The Iraqi ambassador to the United Nations, Nizar Hamdoon, was handed the ultimatum late Wednesday by U.S., French, British and Russian officials after a daylong round of allied consultations.

White House Press Secretary Marlin Fitzwater said Iraq was told to remove the missile batteries because they violate United Nations resolutions invoked in August to bar flights of Iraqi aircraft south of the 32nd parallel. The "no-fly" zone was established to protect the Shiite population there from air attack and has been patrolled by allied planes.

Tensions between Washington and Baghdad have flared anew since Dec. 27, when U.S. planes shot down an Iraqi MiG fighter over the zone. Other recent moves by Baghdad, including interference with humanitarian relief for Kurds in northern Iraq and with U.N. inspections of weapons facilities, have added to concerns that Iraq may again be trying to test U.S. resolve at a time Washington is changing administrations.
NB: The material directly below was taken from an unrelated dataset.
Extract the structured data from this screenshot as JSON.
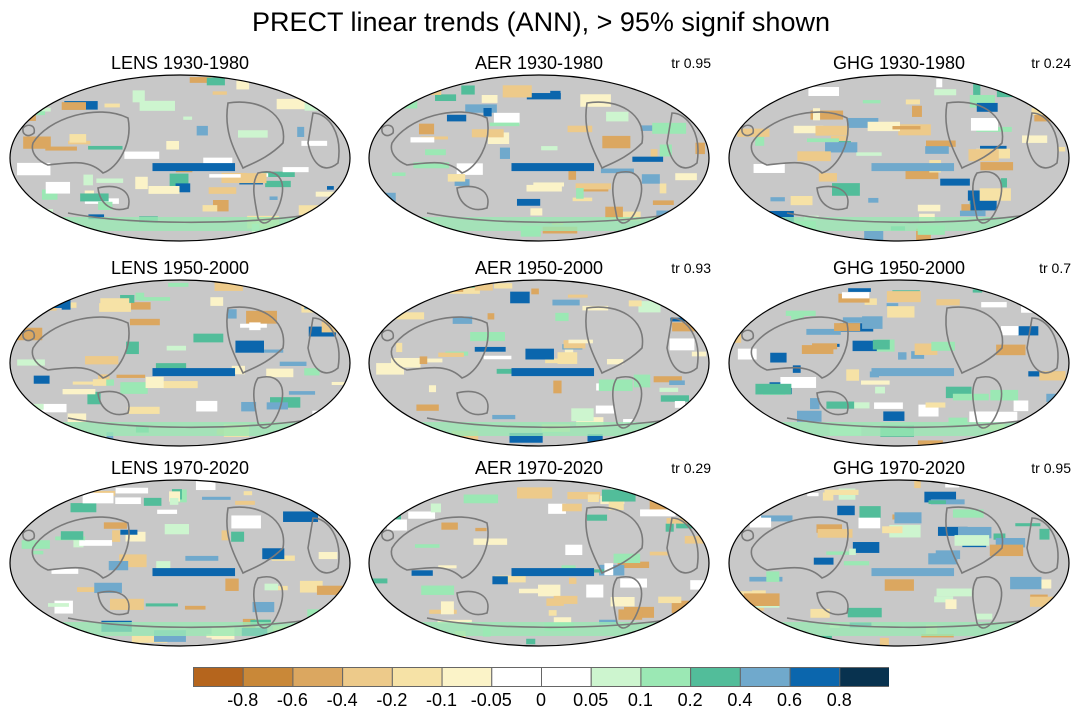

Hamdoon said Iraq has "no hostile intentions against anybody" and insisted his government's actions were "purely defensive, within its sovereign right." He said Iraq is not testing the Bush administration and questioned the right of the allies to enforce the no-fly zone, arguing it is not specifically supported by a U.N. resolution but is an allied initiative that grows out of their interpretation of broad resolutions.

Senior officials said the Soviet-made, anti-aircraft batteries, which have been positioned along the 32nd parallel, "are a threat" to U.S. and other pilots patrolling in the zone, though some experts doubted the efficacy of the missiles given their age.

A senior official said Iraq was told to "move the batteries back to where they came from" - that is, north of the 32nd parallel. The page-and-a-half diplomatic note handed Hamdoon warned of "appropriate and decisive" retaliation if Iraq does not comply, diplomatic sources said.

The Iraqis already have been told in military-to-military exchanges not to aim anti-aircraft radar at U.S. planes and not to fly into the protected zone. Both warnings were renewed in Wednesday's ultimatum, sources said.

Whether the Bush administration would resort to retaliatory military actions in its final days is part of the calculation Iraqi President Saddam Hussein now has to make. In order to persuade him of Bush's resolve, the White House has begun taking steps - issuing diplomatic protests, imposing deadlines, consulting with allies and congressional leaders - previously taken as a buildup to military action.

A senior official said the movement of the batteries into the no-fly zone was part of an "increasing series, a pattern of actions" by the Iraqi leader, intended either to engage Bush in one last test of wills or present President-elect Clinton his first test.

In Little Rock, Ark., Clinton spokesman George Stephanopoulos told reporters: "The president-elect joins President Bush in saying that we will tolerate no violation of any resolutions by Saddam Hussein." Stephanopoulos said Clinton's national-security adviser-designate Anthony Lake had been consulting closely with national-security adviser Brent Scowcroft on Iraq developments.